In [2]:
import abc


class Dialog(abc.ABC):
    """
    A dialog listens for utterances, parses and interprets them, then updates
    its internal state. It can then formulate a response on demand.
    """

    def listen(self, text, response=True, **kwargs):
        """
        A text utterance is passed in and parsed. It is then passed to the
        interpret method to determine how to respond.
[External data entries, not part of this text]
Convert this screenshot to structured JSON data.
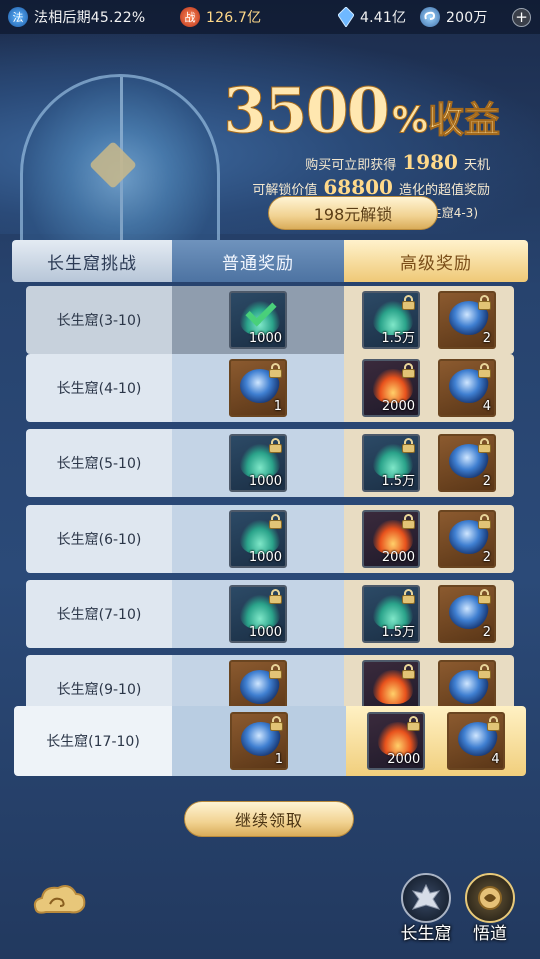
{
  "status_bar": {
    "realm": "法相后期45.22%",
    "realm_icon": "法",
    "power": "126.7亿",
    "power_icon": "战",
    "crystal": "4.41亿",
    "coin": "200万",
    "plus": "+"
  },
  "header": {
    "title_number": "3500",
    "title_suffix": "%收益",
    "line1_prefix": "购买可立即获得",
    "line1_value": "1980",
    "line1_suffix": "天机",
    "line2_prefix": "可解锁价值",
    "line2_value": "68800",
    "line2_suffix": "造化的超值奖励",
    "line3": "通过对应关卡可领取(当前长生窟4-3)",
    "unlock_button": "198元解锁"
  },
  "table": {
    "columns": [
      "长生窟挑战",
      "普通奖励",
      "高级奖励"
    ],
    "rows": [
      {
        "name": "长生窟(3-10)",
        "basic": {
          "type": "flame-green",
          "qty": "1000",
          "claimed": true
        },
        "advanced": [
          {
            "type": "flame-green",
            "qty": "1.5万"
          },
          {
            "type": "orb",
            "qty": "2"
          }
        ]
      },
      {
        "name": "长生窟(4-10)",
        "basic": {
          "type": "orb",
          "qty": "1"
        },
        "advanced": [
          {
            "type": "flame-red",
            "qty": "2000"
          },
          {
            "type": "orb",
            "qty": "4"
          }
        ]
      },
      {
        "name": "长生窟(5-10)",
        "basic": {
          "type": "flame-green",
          "qty": "1000"
        },
        "advanced": [
          {
            "type": "flame-green",
            "qty": "1.5万"
          },
          {
            "type": "orb",
            "qty": "2"
          }
        ]
      },
      {
        "name": "长生窟(6-10)",
        "basic": {
          "type": "flame-green",
          "qty": "1000"
        },
        "advanced": [
          {
            "type": "flame-red",
            "qty": "2000"
          },
          {
            "type": "orb",
            "qty": "2"
          }
        ]
      },
      {
        "name": "长生窟(7-10)",
        "basic": {
          "type": "flame-green",
          "qty": "1000"
        },
        "advanced": [
          {
            "type": "flame-green",
            "qty": "1.5万"
          },
          {
            "type": "orb",
            "qty": "2"
          }
        ]
      },
      {
        "name": "长生窟(9-10)",
        "basic": {
          "type": "orb",
          "qty": ""
        },
        "advanced": [
          {
            "type": "flame-red",
            "qty": ""
          },
          {
            "type": "orb",
            "qty": ""
          }
        ]
      },
      {
        "name": "长生窟(17-10)",
        "basic": {
          "type": "orb",
          "qty": "1"
        },
        "advanced": [
          {
            "type": "flame-red",
            "qty": "2000"
          },
          {
            "type": "orb",
            "qty": "4"
          }
        ],
        "highlight": true
      }
    ]
  },
  "footer": {
    "continue_button": "继续领取",
    "nav": [
      {
        "label": "长生窟",
        "icon": "cave-icon"
      },
      {
        "label": "悟道",
        "icon": "enlightenment-icon"
      }
    ]
  }
}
If a response is
        requested, the respond method is used to generate a text response
        based on the most recent input and the current Dialog state.
        """
        # Parse the input
        sents = self.parse(text)

        # Interpret the input
        sents, confidence, kwargs = self.interpret(sents, **kwargs)

        # Determine the response
        if response:
            reply = self.respond(sents, confidence, **kwargs)
        else:
            reply = None

        # Return initiative
        return reply, confidence

    @abc.abstractmethod
    def parse(self, text):
        """
        Every dialog may need its own parsing strategy, some dialogs may need
        dependency vs. constituency parses, others may simply require regular
        expressions or chunkers.
        """
        return []

    @abc.abstractmethod
    def interpret(self, sents, **kwargs):
        """
        Interprets the utterance passed in as a list of parsed sentences,
        updates the internal state of the dialog, computes a confidence of the
        interpretation. May also return arguments specific to the response
        mechanism.
        """
        return sents, 0.0, kwargs

    @abc.abstractmethod
    def respond(self, sents, confidence, **kwargs):
        """
        Creates a response given the input utterances and the current state of
        the dialog, along with any arguments passed in from the listen or the
        interpret methods.
        """
        return None

In [4]:
from collections.abc import Sequence
from operator import itemgetter


class SimpleConversation(Dialog, Sequence):
    """
    This is the most simple version of a conversation.
    """

    def __init__(self, dialogs):
        self._dialogs = dialogs

    def __getitem__(self, idx):
        return self._dialogs[idx]

    def __len__(self):
        return len(self._dialogs)

    def listen(self, text, response=True, **kwargs):
        """
        Simply return the best confidence response
        """
        responses = [
            dialog.listen(text, response, **kwargs)
            for dialog in self._dialogs
        ]

        # Responses is a list of (response, confidence) pairs
        return max(responses, key=itemgetter(1))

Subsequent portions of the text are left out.